Let your little one read and interpret the story their way. Don’t keep correcting them if they make mistakes with pronunciation or the speed of their reading. Most children will enjoy the bonding time and the fact that you are listening; this will help build confidence. If your child has a younger brother or sister, let them read to them. This will help you and allow your children to spend some quality time together. Put on silly accents and voices when you read.
Don’t force your child to read.
A kid’s love for books should come naturally. If kids learn to enjoy reading they can open up so many more opportunities – from being able to confidently read their work at school, understanding exam questions, completing job applications in later life. The more words your kid knows, the better chances they have.

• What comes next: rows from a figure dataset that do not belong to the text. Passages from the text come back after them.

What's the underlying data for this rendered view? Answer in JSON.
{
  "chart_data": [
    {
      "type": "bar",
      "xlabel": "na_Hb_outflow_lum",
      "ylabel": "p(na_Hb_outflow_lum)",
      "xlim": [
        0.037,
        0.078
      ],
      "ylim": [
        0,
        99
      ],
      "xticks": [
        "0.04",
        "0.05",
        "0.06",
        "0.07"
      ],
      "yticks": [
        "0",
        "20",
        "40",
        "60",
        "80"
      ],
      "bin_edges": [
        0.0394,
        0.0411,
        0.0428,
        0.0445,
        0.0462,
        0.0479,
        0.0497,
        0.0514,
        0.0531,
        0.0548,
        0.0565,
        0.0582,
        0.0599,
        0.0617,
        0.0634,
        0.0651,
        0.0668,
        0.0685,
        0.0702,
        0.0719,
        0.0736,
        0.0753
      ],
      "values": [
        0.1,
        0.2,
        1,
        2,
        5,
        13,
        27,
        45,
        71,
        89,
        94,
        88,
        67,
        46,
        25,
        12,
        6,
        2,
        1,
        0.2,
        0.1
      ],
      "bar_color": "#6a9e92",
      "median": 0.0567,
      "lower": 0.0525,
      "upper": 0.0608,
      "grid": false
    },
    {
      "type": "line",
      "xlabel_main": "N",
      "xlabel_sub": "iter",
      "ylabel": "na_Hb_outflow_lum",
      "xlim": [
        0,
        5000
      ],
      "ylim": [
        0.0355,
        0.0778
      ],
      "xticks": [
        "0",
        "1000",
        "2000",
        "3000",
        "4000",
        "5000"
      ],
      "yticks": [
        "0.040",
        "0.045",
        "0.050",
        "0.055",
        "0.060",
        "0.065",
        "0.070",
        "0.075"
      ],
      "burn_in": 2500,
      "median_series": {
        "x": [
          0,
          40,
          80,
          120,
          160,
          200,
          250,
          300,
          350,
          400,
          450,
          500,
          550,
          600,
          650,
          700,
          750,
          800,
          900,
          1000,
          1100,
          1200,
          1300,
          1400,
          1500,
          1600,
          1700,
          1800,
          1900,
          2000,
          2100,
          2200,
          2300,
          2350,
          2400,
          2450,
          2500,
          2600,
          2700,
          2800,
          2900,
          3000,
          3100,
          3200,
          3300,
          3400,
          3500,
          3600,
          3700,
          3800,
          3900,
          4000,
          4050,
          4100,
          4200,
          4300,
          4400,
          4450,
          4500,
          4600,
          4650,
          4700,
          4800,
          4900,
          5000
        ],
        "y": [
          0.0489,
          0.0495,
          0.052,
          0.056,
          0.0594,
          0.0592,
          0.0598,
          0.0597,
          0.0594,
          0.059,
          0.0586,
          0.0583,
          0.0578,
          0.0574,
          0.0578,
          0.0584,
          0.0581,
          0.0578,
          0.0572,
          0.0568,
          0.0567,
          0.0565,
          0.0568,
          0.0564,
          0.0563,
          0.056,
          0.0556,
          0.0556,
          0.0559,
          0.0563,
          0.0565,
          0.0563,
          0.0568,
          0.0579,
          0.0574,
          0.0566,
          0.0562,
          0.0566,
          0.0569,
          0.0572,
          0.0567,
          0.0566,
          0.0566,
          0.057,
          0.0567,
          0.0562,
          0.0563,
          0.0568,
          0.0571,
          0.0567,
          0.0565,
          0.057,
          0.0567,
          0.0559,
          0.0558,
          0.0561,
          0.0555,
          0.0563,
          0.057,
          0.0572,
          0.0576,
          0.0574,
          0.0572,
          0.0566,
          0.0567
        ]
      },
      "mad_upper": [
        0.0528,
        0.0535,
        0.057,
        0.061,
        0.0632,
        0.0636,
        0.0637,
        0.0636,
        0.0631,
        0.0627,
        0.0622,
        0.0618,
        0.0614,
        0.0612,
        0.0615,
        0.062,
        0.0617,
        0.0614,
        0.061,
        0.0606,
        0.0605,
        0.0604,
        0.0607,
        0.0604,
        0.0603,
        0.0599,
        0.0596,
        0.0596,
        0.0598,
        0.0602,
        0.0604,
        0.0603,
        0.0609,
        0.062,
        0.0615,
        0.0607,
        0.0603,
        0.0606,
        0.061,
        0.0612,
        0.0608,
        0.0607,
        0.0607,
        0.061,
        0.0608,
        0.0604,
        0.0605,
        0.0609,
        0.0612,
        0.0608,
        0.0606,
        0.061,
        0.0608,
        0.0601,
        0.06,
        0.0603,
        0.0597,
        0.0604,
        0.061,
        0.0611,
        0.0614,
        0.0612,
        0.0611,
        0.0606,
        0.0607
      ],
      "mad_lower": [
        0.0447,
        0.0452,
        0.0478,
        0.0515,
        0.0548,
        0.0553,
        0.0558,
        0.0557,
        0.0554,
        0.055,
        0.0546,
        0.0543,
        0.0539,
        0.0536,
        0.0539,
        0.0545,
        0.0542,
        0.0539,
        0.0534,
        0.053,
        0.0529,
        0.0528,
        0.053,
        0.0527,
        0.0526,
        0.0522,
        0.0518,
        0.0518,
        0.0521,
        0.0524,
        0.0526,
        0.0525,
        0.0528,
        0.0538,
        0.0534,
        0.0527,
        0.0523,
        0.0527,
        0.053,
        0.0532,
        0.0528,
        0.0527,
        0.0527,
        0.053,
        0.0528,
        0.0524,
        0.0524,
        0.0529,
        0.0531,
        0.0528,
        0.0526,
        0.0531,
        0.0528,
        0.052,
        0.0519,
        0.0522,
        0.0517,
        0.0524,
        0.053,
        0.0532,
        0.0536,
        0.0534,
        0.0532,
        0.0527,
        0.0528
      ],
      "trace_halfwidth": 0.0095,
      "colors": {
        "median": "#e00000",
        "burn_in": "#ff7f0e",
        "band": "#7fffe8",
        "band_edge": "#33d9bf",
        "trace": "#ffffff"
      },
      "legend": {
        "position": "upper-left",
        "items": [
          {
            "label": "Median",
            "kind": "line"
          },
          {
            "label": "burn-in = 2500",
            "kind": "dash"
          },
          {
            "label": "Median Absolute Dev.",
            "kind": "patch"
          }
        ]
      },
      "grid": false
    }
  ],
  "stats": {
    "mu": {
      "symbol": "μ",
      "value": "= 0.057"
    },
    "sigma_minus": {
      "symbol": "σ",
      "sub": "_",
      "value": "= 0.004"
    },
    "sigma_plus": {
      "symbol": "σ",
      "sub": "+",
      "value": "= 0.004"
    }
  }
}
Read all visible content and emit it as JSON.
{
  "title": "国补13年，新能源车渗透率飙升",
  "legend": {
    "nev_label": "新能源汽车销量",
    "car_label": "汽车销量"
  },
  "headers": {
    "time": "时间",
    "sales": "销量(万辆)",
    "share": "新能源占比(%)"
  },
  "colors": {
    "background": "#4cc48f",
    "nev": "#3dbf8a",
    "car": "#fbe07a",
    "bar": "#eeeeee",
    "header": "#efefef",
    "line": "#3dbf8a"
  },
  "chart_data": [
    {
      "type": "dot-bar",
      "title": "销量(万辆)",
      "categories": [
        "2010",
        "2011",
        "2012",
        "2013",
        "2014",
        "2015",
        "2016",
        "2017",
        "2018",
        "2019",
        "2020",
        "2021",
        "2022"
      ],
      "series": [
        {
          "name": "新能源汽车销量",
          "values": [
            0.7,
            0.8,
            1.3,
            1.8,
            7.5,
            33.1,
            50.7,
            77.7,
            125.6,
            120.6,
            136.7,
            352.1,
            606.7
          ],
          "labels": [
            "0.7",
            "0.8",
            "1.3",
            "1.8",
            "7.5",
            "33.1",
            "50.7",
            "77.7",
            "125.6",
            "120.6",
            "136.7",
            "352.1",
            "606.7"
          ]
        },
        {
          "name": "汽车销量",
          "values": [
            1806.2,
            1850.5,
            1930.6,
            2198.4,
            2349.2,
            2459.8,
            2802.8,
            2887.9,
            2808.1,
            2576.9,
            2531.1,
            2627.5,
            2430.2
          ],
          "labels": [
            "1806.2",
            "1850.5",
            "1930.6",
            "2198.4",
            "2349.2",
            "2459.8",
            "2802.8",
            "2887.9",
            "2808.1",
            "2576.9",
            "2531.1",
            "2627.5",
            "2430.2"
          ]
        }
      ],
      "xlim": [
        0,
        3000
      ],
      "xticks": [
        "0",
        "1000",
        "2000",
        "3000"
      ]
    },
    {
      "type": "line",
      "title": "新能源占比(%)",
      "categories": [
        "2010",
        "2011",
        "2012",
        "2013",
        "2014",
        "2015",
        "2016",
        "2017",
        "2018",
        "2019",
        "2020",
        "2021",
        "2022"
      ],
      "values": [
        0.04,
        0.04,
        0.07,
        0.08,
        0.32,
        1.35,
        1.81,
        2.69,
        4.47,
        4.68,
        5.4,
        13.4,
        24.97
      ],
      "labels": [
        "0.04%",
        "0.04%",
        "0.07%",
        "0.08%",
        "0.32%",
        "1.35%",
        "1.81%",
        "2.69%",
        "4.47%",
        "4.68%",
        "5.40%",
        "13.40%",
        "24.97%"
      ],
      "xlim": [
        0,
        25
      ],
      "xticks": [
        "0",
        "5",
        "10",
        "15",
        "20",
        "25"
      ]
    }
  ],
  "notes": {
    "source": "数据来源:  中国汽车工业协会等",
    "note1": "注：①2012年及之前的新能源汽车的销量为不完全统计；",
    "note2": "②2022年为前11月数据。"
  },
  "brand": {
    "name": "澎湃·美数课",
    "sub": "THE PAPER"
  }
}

Children are sometimes given reading as a punishment – ‘they must read every day’. We feel it is better to let your child enjoy reading – it could be funny poems, a joke book, a classic chapter book such as Charlie and The Chocolate Factory or even a magazine. It’s all reading.
If your child doesn’t feel like reading some days, then instead talk about the characters, storyline, or author. Talk about what makes a great story. And what makes a great ending. Your child will read a book when they are ready.
Do let your child read to you.
Some great advice is to encourage your child to read a book to you. This can also help reduce screen time for your child. Your child will learn new words as they read to you, perhaps snuggled in the living room spending time together.
Let your children read to you without interrupting them, allow their confidence to grow. A child loves to have your attention as you listen to them.
You can help your kids if they ask you for help regarding any particular word but just let them go with the flow of reading. This will increase their confidence in reading on their own. Whether they read to you or you read to them, keep the reading time short and interesting.
Do show kids how to enjoy books.
Many children will enjoy watching films and the corresponding books. Even from a young age you can introduce your child to films and books such as the Julia Donaldson books, Disney films – Sleeping Beauty to The Jungle Book – and superheroes. All will offer an opportunity for great conversations and encourage your kid to love reading.
Do encourage audiobooks – they’re still books.
Audiobooks can also be used to help your child read independently. Listening to audiobooks can help a child understand and develop expression and pronunciation, speed, and suspense.
They could read along with the book, or become familiar with the story by listening to an audiobook at bedtime or in the car with other kids. Your child will soon have a beloved author before you know it.